Thursday 19 March 2009

Cycling in London

Under a picture of a cycle lane leading up to an Advanced Stop Line the London Cycling Campaign asserts:

To encourage more people to choose to use their bicycles, the roads must be made more cycle-friendly so the risk, and the perception of risk, are both significantly reduced.

And now here's a picture I took yesterday of a local road which meets LCC's criterion of being 'cycle-friendly'. Yes, it's The Bell corner again (where the A503 crosses the A112).




















The lights are at red. That black cab beyond the HGV, incidentally, has stopped on a KEEP CLEAR marking.

Waltham Forest Council is forever boasting that

By 2003 almost all main roads in the core of the borough had cycle lanes (20 miles) and a substantial network of quiet routes (also 20 miles) using residential roads and park land was also in place.

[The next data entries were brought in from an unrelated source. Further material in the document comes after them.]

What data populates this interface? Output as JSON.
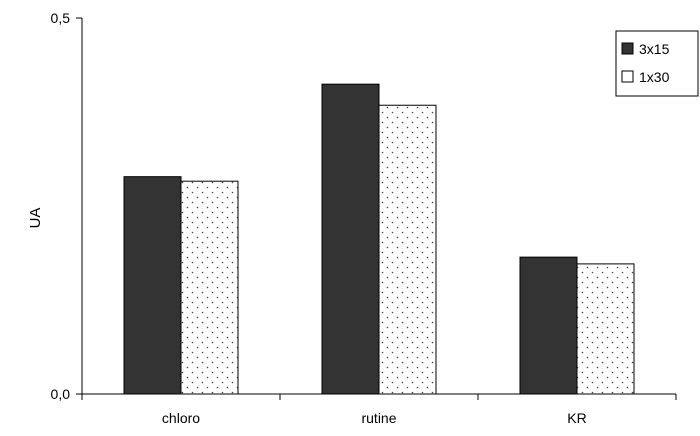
{
  "colors": {
    "series_dark": "#333333",
    "series_dotted_bg": "#ffffff",
    "series_dotted_dot": "#444444",
    "axis": "#000000"
  },
  "chart_data": {
    "type": "bar",
    "categories": [
      "chloro",
      "rutine",
      "KR"
    ],
    "series": [
      {
        "name": "3x15",
        "values": [
          0.289,
          0.412,
          0.182
        ],
        "fill": "solid-dark"
      },
      {
        "name": "1x30",
        "values": [
          0.283,
          0.384,
          0.173
        ],
        "fill": "dotted"
      }
    ],
    "title": "",
    "xlabel": "",
    "ylabel": "UA",
    "ylim": [
      0,
      0.5
    ],
    "yticks": [
      0,
      0.5
    ],
    "ytick_labels": [
      "0,0",
      "0,5"
    ],
    "grid": false,
    "legend_position": "top-right"
  }
}
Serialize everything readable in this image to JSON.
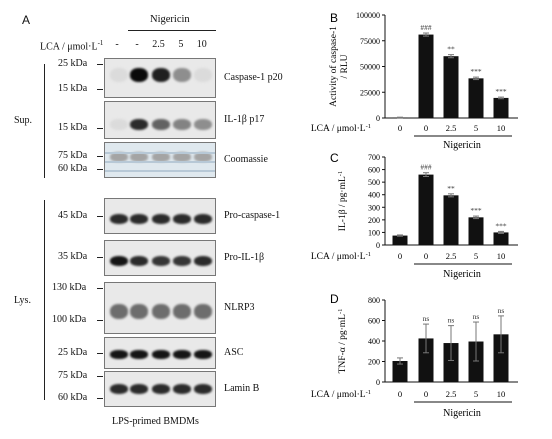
{
  "panel_a": {
    "letter": "A",
    "treatment_header": "Nigericin",
    "lca_label": "LCA / μmol·L",
    "lca_label_sup": "-1",
    "lanes": [
      "-",
      "-",
      "2.5",
      "5",
      "10"
    ],
    "group_sup": "Sup.",
    "group_lys": "Lys.",
    "footer": "LPS-primed BMDMs",
    "blots": [
      {
        "name": "Caspase-1 p20",
        "markers": [
          "25 kDa",
          "15 kDa"
        ],
        "intensity": [
          0.05,
          1.0,
          0.9,
          0.4,
          0.05
        ]
      },
      {
        "name": "IL-1β  p17",
        "markers": [
          "15 kDa"
        ],
        "intensity": [
          0.05,
          0.85,
          0.6,
          0.45,
          0.4
        ]
      },
      {
        "name": "Coomassie",
        "markers": [
          "75 kDa",
          "60 kDa"
        ],
        "intensity": [
          0.3,
          0.3,
          0.3,
          0.3,
          0.3
        ]
      },
      {
        "name": "Pro-caspase-1",
        "markers": [
          "45 kDa"
        ],
        "intensity": [
          0.85,
          0.85,
          0.85,
          0.85,
          0.85
        ]
      },
      {
        "name": "Pro-IL-1β",
        "markers": [
          "35 kDa"
        ],
        "intensity": [
          0.95,
          0.85,
          0.8,
          0.8,
          0.85
        ]
      },
      {
        "name": "NLRP3",
        "markers": [
          "130 kDa",
          "100 kDa"
        ],
        "intensity": [
          0.55,
          0.55,
          0.55,
          0.55,
          0.55
        ]
      },
      {
        "name": "ASC",
        "markers": [
          "25 kDa"
        ],
        "intensity": [
          0.95,
          0.95,
          0.95,
          0.95,
          0.95
        ]
      },
      {
        "name": "Lamin B",
        "markers": [
          "75 kDa",
          "60 kDa"
        ],
        "intensity": [
          0.85,
          0.85,
          0.85,
          0.85,
          0.85
        ]
      }
    ]
  },
  "chart_data": [
    {
      "type": "bar",
      "letter": "B",
      "ylabel": "Activity of caspase-1",
      "ylabel2": "/ RLU",
      "categories": [
        "0",
        "0",
        "2.5",
        "5",
        "10"
      ],
      "values": [
        500,
        81000,
        60000,
        38500,
        19500
      ],
      "errors": [
        300,
        1500,
        1500,
        1200,
        800
      ],
      "annotations": [
        "",
        "###",
        "**",
        "***",
        "***"
      ],
      "ylim": [
        0,
        100000
      ],
      "yticks": [
        "0",
        "25000",
        "50000",
        "75000",
        "100000"
      ],
      "xlabel": "LCA / μmol·L",
      "xlabel_sup": "-1",
      "group_label": "Nigericin"
    },
    {
      "type": "bar",
      "letter": "C",
      "ylabel": "IL-1β / pg·mL",
      "ylabel_sup": "-1",
      "categories": [
        "0",
        "0",
        "2.5",
        "5",
        "10"
      ],
      "values": [
        75,
        560,
        395,
        220,
        100
      ],
      "errors": [
        5,
        15,
        12,
        10,
        8
      ],
      "annotations": [
        "",
        "###",
        "**",
        "***",
        "***"
      ],
      "ylim": [
        0,
        700
      ],
      "yticks": [
        "0",
        "100",
        "200",
        "300",
        "400",
        "500",
        "600",
        "700"
      ],
      "xlabel": "LCA / μmol·L",
      "xlabel_sup": "-1",
      "group_label": "Nigericin"
    },
    {
      "type": "bar",
      "letter": "D",
      "ylabel": "TNF-α / pg·mL",
      "ylabel_sup": "-1",
      "categories": [
        "0",
        "0",
        "2.5",
        "5",
        "10"
      ],
      "values": [
        205,
        425,
        380,
        395,
        465
      ],
      "errors": [
        30,
        140,
        170,
        190,
        180
      ],
      "annotations": [
        "",
        "ns",
        "ns",
        "ns",
        "ns"
      ],
      "ylim": [
        0,
        800
      ],
      "yticks": [
        "0",
        "200",
        "400",
        "600",
        "800"
      ],
      "xlabel": "LCA / μmol·L",
      "xlabel_sup": "-1",
      "group_label": "Nigericin"
    }
  ]
}
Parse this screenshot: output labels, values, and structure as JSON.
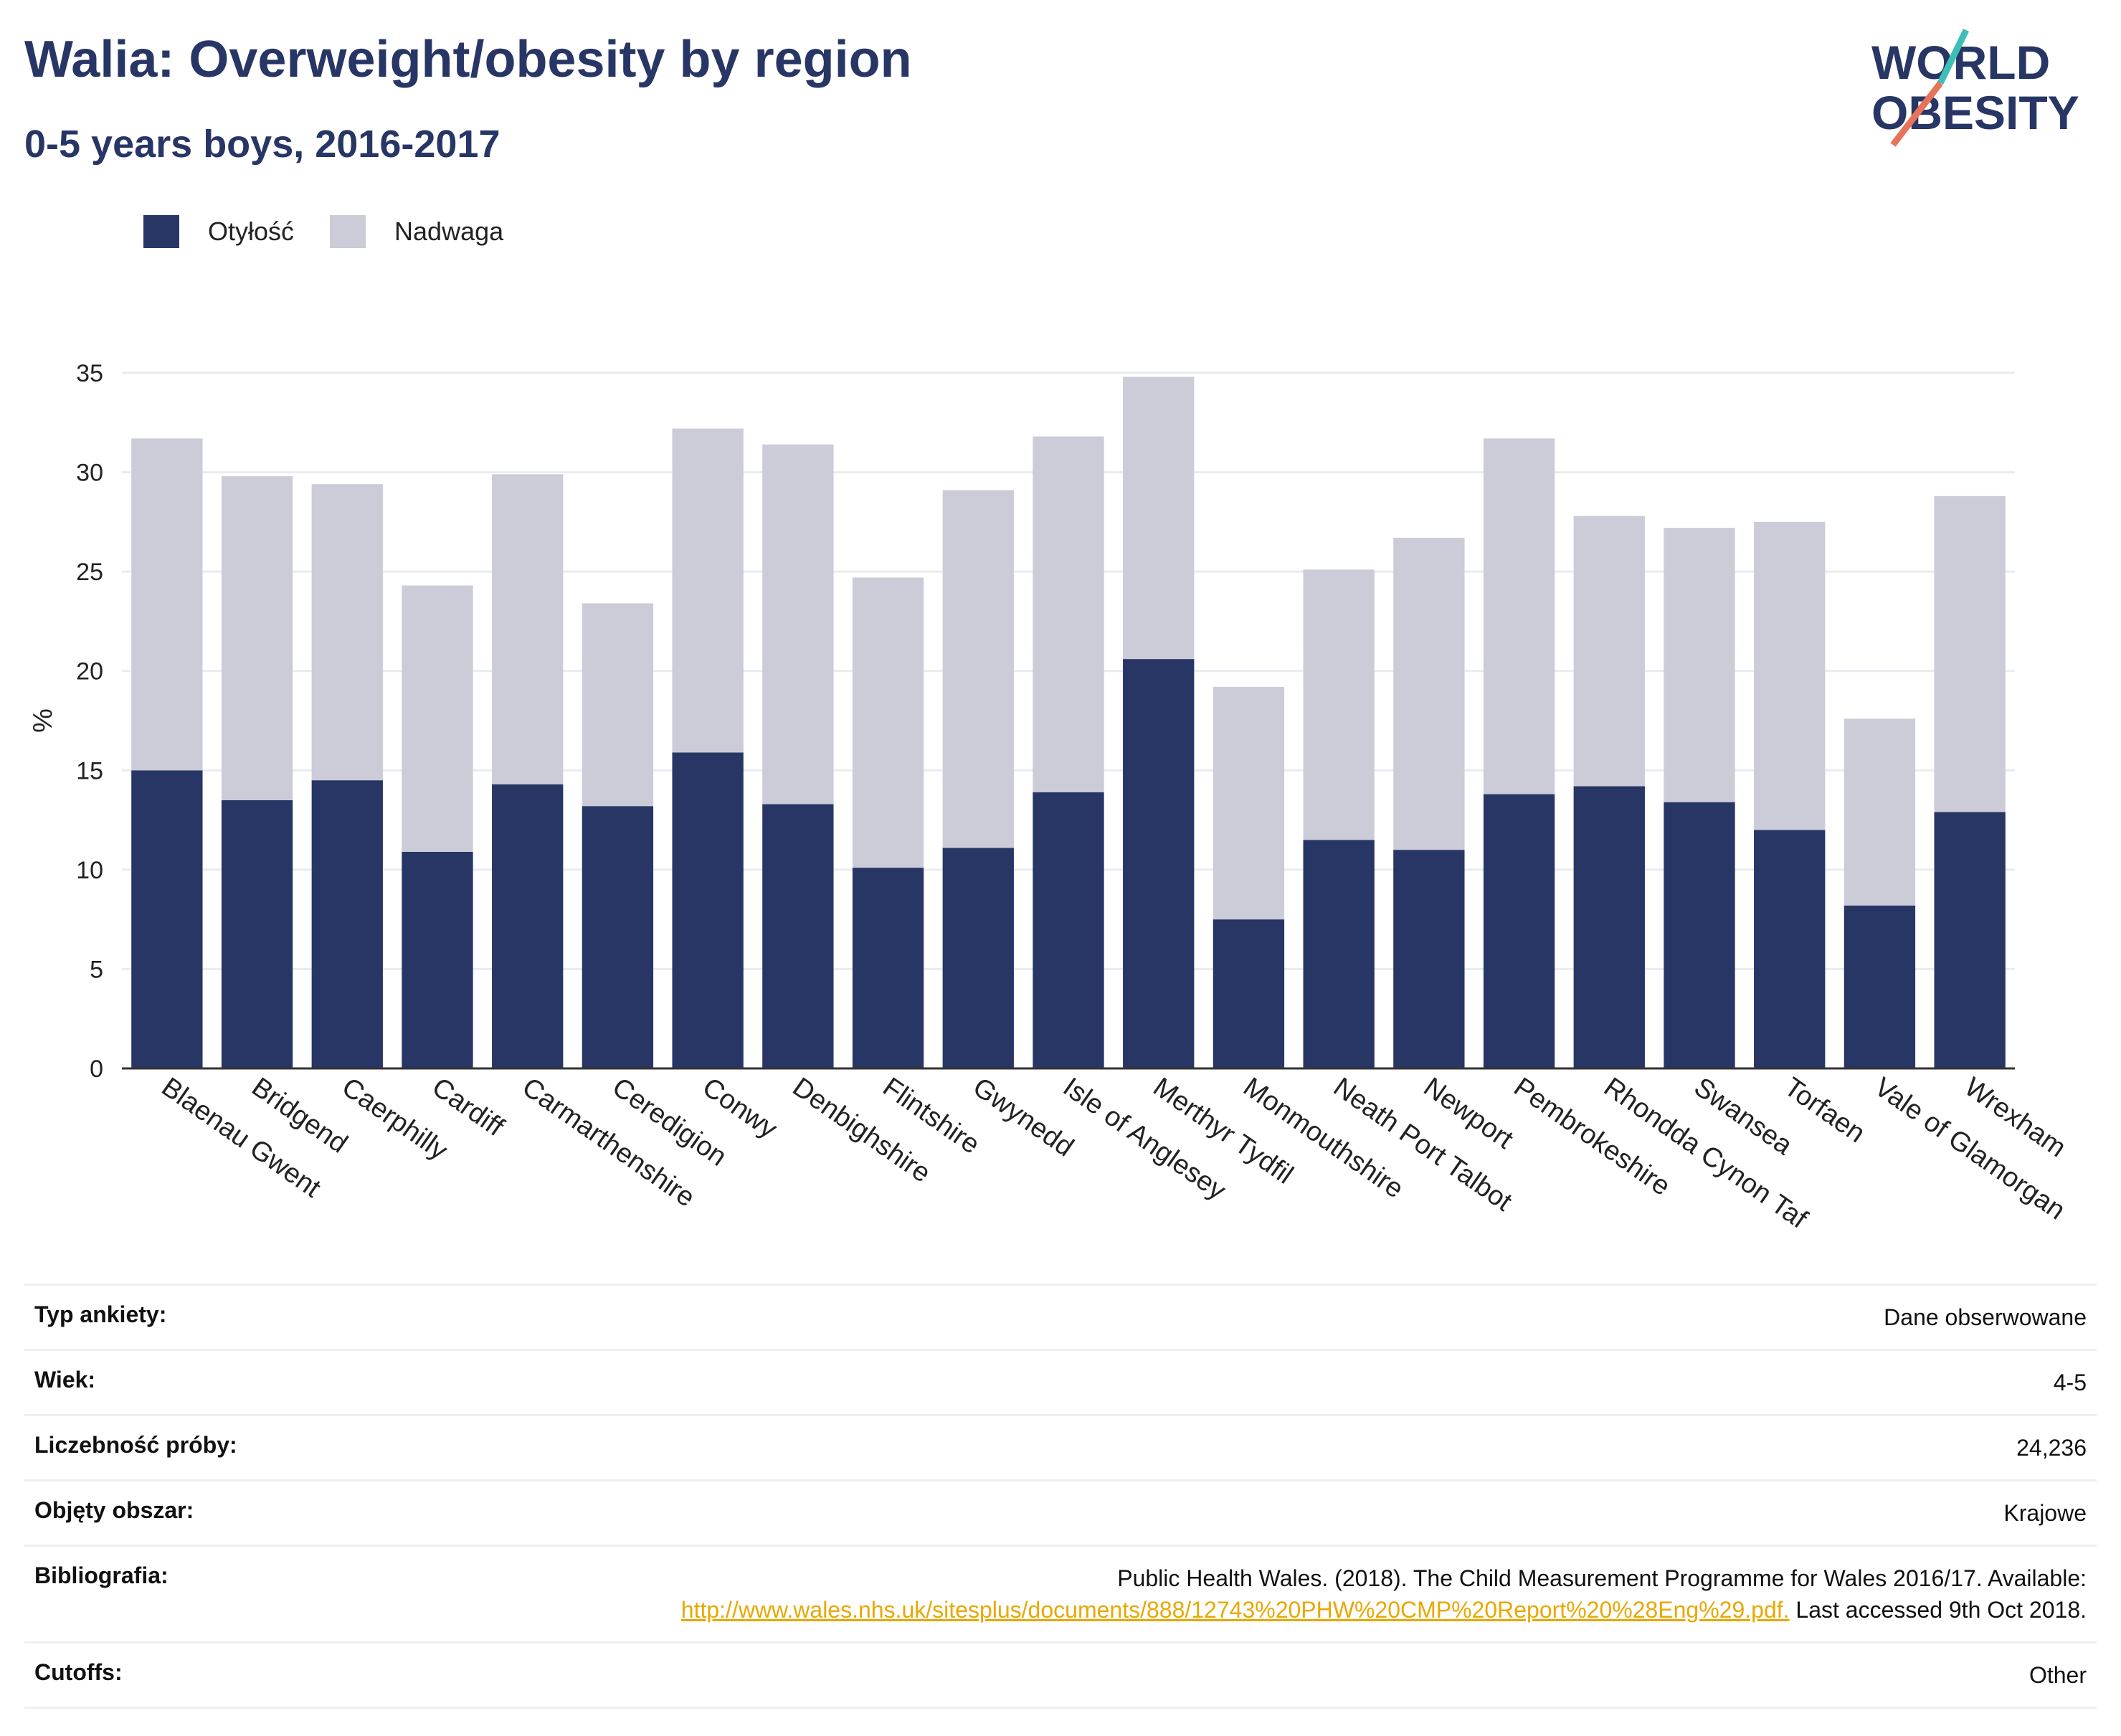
{
  "header": {
    "title": "Walia: Overweight/obesity by region",
    "subtitle": "0-5 years boys, 2016-2017"
  },
  "logo": {
    "line1": "WORLD",
    "line2": "OBESITY"
  },
  "colors": {
    "obesity": "#283665",
    "overweight": "#cbccd8",
    "accent_teal": "#3dbfb8",
    "accent_coral": "#e8735a",
    "link": "#e8a800"
  },
  "legend": [
    {
      "label": "Otyłość",
      "color": "#283665"
    },
    {
      "label": "Nadwaga",
      "color": "#cbccd8"
    }
  ],
  "chart_data": {
    "type": "bar",
    "stacked": true,
    "ylabel": "%",
    "ylim": [
      0,
      35
    ],
    "yticks": [
      0,
      5,
      10,
      15,
      20,
      25,
      30,
      35
    ],
    "grid": true,
    "legend_position": "top-left",
    "categories": [
      "Blaenau Gwent",
      "Bridgend",
      "Caerphilly",
      "Cardiff",
      "Carmarthenshire",
      "Ceredigion",
      "Conwy",
      "Denbighshire",
      "Flintshire",
      "Gwynedd",
      "Isle of Anglesey",
      "Merthyr Tydfil",
      "Monmouthshire",
      "Neath Port Talbot",
      "Newport",
      "Pembrokeshire",
      "Rhondda Cynon Taf",
      "Swansea",
      "Torfaen",
      "Vale of Glamorgan",
      "Wrexham"
    ],
    "series": [
      {
        "name": "Otyłość",
        "values": [
          15.0,
          13.5,
          14.5,
          10.9,
          14.3,
          13.2,
          15.9,
          13.3,
          10.1,
          11.1,
          13.9,
          20.6,
          7.5,
          11.5,
          11.0,
          13.8,
          14.2,
          13.4,
          12.0,
          8.2,
          12.9
        ]
      },
      {
        "name": "Nadwaga",
        "values": [
          16.7,
          16.3,
          14.9,
          13.4,
          15.6,
          10.2,
          16.3,
          18.1,
          14.6,
          18.0,
          17.9,
          14.2,
          11.7,
          13.6,
          15.7,
          17.9,
          13.6,
          13.8,
          15.5,
          9.4,
          15.9
        ]
      }
    ]
  },
  "meta": [
    {
      "key": "Typ ankiety:",
      "value": "Dane obserwowane"
    },
    {
      "key": "Wiek:",
      "value": "4-5"
    },
    {
      "key": "Liczebność próby:",
      "value": "24,236"
    },
    {
      "key": "Objęty obszar:",
      "value": "Krajowe"
    }
  ],
  "bibliography": {
    "key": "Bibliografia:",
    "text_before": "Public Health Wales. (2018). The Child Measurement Programme for Wales 2016/17. Available:",
    "link": "http://www.wales.nhs.uk/sitesplus/documents/888/12743%20PHW%20CMP%20Report%20%28Eng%29.pdf.",
    "text_after": "Last accessed 9th Oct 2018."
  },
  "cutoffs": {
    "key": "Cutoffs:",
    "value": "Other"
  }
}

The LCC repeatedly gives the Council prizes:

Waltham Forest was declared the winner for its innovative and extensive cycling facilities, which includes a 40-mile network of cycle lanes and quiet routes in the Borough.

What all this evades is the width of those lanes, the condition they are in and the segregationist philosophy which underpins them. It also evades how drivers treat such facilities as do exist for cyclists, the reckless, hostile and aggressive attitudes which some drivers have towards cyclists, and the general disintegration of traffic law enforcement in London.

I know exactly how 'Buffalo' Bill Chidley felt when he wrote To make myself feel better, I cancelled my membership of the London Cycling Campaign. I should put a link to their page, but I’m not going to, because I think they suck.

The local branch of the LCC has steadfastly declined to link to this blog, in the shrewd belief that it will be of no interest to cyclists in Waltham Forest. I’ve always linked to them but my generosity has expired and I’ve now followed Buffalo Bill’s example.

And now consider this. The off-road cycle lane between Beresford Road E17 and Roberts Road:




















Last summer a driver who was coming down the slip road off the North Circular 'lost control' and slammed into the metal fencing at the side of the slip road, in the process demolishing the lighting column which had thoughtfully been rooted in the off-road cycle lane. Many months later the twisted stump of the lamp post remains, with a loose electrical wire drooping from it. This is adjacent to a sharp bend on a two-way cycle lane. The metal fencing has not been replaced, so plastic temporary fencing and a couple of traffic cones are all that separate cyclists from motor traffic.

This is a classic instance of what Chris Hutt would describe as neglected by the authorities, off their radar.